Outubro chegou e, com ele, a campanha anual de combate, conscientização e prevenção do câncer de mama: o Outubro Rosa.

A mobilização acontece em nível internacional e busca informar e mobilizar a sociedade quanto aos riscos e formas de prevenção dessa doença que tira a vida de tantas mulheres pelo mundo.

Tendo em vista a importância dessa prevenção e por acreditarmos que a informação é a arma mais importante nesse enfrentamento, listamos neste artigo quais são os sinais do câncer de mama e como é possível se prevenir.

Vamos à leitura!

O que é o câncer de mama?

É sempre importante ressaltar que nem todo nódulo ou caroço nas mamas é sinal de um possível câncer. Por conta de suas características, as mamas podem, sim, desenvolver esse tipo de formação que, em mais de 90% dos casos, têm um prognóstico benigno.

Já o câncer de mama é a consequência de mutações genéticas que podem ocorrer em células do tecido mamário.

Na maioria dos casos, essas mutações fazem com que uma célula adquira particularidades e comportamentos considerados anormais, como uma capacidade desordenada de se dividir e se multiplicar, podendo resultar na formação de tumores.

Esses tumores podem se limitar à região das mamas, como também podem  se espalhar para outras regiões, as chamadas metástases.

O câncer de mama ainda é envolto em muitas dúvidas e mitos. Confira neste artigo os esclarecimentos para as principais delas!

Os sinais e sintomas do câncer de mama?

Antes de começarmos a listar os principais sintomas, é importante destacar que, em suas fases iniciais, o câncer de mama costuma ser assintomático, ou seja, não apresenta quaisquer sintomas, tornando-o uma doença ainda mais perigosa.

Por conta dessa característica, as consultas e exames preventivos tornam-se ainda mais importantes.

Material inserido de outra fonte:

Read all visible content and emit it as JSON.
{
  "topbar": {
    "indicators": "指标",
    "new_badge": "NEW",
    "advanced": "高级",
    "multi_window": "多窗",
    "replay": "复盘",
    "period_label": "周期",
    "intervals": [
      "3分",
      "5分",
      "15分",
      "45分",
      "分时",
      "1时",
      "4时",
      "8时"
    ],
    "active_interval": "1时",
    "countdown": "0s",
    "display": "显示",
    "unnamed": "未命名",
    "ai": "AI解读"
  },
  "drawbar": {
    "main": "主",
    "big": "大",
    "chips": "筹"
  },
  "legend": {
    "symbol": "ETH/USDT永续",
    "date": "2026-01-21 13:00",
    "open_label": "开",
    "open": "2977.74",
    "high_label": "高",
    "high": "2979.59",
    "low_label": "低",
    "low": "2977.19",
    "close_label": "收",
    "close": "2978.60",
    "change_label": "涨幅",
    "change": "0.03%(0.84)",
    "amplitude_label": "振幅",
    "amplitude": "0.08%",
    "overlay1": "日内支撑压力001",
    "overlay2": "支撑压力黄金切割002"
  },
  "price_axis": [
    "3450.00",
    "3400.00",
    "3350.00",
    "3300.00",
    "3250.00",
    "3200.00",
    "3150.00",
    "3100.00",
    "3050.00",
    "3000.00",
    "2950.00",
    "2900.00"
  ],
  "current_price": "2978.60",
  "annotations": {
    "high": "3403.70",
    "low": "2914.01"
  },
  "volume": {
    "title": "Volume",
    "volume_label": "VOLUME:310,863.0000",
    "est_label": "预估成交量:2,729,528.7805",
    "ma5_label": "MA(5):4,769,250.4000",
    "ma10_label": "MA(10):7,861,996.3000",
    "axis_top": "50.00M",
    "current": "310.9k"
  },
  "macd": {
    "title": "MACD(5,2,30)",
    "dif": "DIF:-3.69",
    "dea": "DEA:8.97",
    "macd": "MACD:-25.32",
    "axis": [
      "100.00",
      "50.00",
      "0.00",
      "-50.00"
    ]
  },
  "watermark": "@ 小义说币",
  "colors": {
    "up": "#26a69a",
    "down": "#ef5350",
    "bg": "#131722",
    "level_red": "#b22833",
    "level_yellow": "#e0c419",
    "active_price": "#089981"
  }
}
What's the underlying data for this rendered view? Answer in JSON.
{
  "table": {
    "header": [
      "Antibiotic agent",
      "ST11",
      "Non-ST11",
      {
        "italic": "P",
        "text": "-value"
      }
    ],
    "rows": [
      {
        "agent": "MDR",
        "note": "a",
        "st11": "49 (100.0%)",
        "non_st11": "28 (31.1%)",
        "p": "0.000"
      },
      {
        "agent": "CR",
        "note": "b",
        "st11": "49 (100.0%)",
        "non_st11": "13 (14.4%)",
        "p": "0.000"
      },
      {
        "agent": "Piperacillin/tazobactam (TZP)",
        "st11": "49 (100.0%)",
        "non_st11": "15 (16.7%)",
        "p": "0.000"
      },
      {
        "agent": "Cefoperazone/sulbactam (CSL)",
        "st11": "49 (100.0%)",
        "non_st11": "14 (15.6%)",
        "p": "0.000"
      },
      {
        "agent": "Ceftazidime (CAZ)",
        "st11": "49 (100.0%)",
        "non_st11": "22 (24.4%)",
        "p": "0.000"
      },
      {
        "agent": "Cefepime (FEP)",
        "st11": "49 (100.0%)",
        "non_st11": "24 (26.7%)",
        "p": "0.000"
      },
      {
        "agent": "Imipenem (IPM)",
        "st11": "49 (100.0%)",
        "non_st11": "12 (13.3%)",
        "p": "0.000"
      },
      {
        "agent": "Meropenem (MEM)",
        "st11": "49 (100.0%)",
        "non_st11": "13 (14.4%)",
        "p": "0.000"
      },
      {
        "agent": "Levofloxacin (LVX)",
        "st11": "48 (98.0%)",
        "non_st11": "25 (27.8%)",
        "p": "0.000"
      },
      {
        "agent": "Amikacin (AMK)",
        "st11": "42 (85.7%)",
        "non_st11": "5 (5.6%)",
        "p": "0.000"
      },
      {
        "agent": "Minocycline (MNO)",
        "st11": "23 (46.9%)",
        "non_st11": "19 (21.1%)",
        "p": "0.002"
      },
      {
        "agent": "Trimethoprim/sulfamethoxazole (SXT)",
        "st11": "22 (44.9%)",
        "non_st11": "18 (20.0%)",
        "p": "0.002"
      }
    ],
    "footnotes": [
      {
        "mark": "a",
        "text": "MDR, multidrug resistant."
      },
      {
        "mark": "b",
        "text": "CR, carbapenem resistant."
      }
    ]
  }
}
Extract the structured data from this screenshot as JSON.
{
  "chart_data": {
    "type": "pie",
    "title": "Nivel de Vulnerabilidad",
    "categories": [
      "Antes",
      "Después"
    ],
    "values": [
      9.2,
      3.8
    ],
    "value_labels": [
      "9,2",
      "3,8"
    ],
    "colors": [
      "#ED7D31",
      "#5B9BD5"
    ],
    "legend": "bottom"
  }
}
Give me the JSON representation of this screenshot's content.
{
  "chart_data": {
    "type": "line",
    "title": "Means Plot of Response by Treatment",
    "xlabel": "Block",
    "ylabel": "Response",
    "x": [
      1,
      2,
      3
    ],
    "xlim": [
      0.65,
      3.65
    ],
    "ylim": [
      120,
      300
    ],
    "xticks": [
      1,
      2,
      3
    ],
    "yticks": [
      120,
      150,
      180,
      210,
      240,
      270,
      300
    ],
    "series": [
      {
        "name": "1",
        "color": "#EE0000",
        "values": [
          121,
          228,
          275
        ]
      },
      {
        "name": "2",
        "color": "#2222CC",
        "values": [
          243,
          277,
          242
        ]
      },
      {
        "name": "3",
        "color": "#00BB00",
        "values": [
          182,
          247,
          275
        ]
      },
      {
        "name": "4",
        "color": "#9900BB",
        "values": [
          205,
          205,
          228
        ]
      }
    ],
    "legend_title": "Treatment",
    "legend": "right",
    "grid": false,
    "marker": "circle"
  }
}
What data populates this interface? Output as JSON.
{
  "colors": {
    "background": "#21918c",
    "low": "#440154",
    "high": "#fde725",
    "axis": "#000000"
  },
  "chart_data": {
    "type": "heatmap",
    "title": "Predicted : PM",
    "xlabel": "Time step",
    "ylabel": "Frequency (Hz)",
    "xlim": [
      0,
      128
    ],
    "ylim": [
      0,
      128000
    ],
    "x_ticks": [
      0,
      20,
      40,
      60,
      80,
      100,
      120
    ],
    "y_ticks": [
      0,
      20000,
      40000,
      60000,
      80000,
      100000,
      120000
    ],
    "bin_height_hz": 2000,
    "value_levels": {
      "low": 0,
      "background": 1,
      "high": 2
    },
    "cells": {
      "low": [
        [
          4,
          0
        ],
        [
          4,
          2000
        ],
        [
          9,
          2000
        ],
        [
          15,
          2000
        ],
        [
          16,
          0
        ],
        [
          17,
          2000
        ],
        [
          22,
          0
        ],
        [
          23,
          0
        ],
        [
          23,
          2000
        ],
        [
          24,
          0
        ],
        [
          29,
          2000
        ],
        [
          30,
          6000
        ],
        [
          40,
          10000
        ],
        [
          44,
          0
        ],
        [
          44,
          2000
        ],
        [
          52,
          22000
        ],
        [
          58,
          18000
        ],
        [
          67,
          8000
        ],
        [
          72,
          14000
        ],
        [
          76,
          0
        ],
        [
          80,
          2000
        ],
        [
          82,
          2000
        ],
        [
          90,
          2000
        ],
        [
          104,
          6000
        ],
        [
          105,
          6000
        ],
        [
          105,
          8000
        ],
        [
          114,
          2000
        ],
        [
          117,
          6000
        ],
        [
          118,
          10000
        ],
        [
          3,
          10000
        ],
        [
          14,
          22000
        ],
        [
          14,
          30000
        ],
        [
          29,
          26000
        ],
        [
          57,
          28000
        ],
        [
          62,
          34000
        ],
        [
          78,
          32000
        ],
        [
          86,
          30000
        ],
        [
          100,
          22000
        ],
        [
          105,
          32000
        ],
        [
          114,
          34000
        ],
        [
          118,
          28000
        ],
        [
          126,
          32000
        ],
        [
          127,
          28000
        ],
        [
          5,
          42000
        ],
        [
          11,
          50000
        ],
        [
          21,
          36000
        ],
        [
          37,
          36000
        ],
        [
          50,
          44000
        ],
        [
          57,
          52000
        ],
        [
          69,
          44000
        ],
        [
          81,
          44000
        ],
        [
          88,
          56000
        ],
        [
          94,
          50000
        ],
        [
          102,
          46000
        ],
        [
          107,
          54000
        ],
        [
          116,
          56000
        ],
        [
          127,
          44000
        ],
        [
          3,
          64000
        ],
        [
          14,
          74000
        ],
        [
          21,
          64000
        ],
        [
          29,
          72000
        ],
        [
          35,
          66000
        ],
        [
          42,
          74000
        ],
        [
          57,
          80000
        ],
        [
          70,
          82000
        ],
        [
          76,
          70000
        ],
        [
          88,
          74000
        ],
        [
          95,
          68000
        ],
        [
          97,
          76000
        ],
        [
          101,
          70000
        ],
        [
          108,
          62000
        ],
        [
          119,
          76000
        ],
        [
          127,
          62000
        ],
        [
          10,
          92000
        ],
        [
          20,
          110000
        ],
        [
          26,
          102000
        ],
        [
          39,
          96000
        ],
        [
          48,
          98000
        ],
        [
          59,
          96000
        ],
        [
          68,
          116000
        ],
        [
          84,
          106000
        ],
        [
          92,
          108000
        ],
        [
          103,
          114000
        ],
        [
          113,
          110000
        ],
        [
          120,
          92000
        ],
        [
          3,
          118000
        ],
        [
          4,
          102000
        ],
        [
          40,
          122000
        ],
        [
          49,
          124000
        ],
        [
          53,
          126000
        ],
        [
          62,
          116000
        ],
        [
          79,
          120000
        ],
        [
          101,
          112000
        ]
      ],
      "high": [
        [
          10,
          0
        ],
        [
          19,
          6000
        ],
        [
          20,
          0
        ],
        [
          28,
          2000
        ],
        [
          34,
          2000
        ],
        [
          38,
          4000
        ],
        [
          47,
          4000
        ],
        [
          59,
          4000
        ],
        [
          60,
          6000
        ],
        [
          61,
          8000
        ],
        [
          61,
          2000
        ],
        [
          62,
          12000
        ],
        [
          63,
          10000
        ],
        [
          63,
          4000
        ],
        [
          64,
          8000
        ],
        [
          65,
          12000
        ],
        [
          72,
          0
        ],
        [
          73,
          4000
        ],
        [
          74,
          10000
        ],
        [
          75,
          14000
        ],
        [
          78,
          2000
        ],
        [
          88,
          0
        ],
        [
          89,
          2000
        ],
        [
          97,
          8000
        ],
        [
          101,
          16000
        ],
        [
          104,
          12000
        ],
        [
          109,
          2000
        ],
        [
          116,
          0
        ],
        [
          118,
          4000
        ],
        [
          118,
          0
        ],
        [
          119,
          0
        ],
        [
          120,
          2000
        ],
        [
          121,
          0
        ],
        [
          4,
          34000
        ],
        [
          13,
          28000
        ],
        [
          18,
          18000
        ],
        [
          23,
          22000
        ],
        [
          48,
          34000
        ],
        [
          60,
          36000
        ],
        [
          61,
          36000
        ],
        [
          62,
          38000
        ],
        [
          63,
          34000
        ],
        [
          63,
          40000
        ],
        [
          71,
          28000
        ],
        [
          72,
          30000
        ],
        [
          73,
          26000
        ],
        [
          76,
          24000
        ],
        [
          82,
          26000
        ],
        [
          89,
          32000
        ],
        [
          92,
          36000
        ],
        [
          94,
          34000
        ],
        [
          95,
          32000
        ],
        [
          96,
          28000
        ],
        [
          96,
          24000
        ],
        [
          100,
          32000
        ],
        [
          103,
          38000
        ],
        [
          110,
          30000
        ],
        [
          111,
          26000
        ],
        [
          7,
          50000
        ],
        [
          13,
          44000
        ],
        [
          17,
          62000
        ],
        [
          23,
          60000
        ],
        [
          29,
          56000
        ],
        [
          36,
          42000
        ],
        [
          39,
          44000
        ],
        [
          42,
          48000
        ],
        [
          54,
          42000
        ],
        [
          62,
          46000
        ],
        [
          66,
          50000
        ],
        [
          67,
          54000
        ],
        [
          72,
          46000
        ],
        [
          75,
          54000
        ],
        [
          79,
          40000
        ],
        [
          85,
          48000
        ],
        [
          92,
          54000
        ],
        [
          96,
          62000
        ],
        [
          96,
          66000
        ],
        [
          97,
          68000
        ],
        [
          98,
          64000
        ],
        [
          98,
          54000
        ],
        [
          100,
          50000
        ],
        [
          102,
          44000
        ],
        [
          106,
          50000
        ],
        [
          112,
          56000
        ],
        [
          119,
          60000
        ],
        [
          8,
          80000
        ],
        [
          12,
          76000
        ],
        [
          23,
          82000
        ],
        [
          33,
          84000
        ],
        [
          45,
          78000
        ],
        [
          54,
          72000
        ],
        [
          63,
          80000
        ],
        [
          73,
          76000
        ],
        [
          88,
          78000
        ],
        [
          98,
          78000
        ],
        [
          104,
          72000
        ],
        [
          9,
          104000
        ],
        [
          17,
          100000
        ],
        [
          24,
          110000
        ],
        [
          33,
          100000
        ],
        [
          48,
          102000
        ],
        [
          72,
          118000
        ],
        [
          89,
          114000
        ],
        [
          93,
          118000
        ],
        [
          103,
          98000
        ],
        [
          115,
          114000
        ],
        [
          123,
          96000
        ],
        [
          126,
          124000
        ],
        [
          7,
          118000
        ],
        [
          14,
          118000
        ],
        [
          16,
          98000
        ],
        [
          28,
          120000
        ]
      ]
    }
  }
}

1. Presença de nódulos ou caroços no seio

Como dissemos, apesar de não significar necessariamente a presença de um câncer de mama, a presença de nódulos ou caroços é um sinal que precisa ser investigado.

Além disso, outro sinal importante para se prestar atenção são possíveis irregularidades na pele, já que podem se tratar de caroços ainda em formação.

Vale destacar que esses nódulos podem, também, se localizar próximos à região das axilas. Nesse sentido, ao realizar o seu autoexame das mamas, esteja atenta tanto à região das mamas quanto à região das axilas também.

Quer saber quando nódulos palpáveis na mama podem ser sinais de um câncer, confira as dicas deste artigo do nosso Blog! 

2. Irritação na pele da mama

É importante observar muito bem a pele da região das mamas, procurando identificar algum sinal de vermelhidão, escurecimento, retração, enrijecimento ou alguma outra irregularidade.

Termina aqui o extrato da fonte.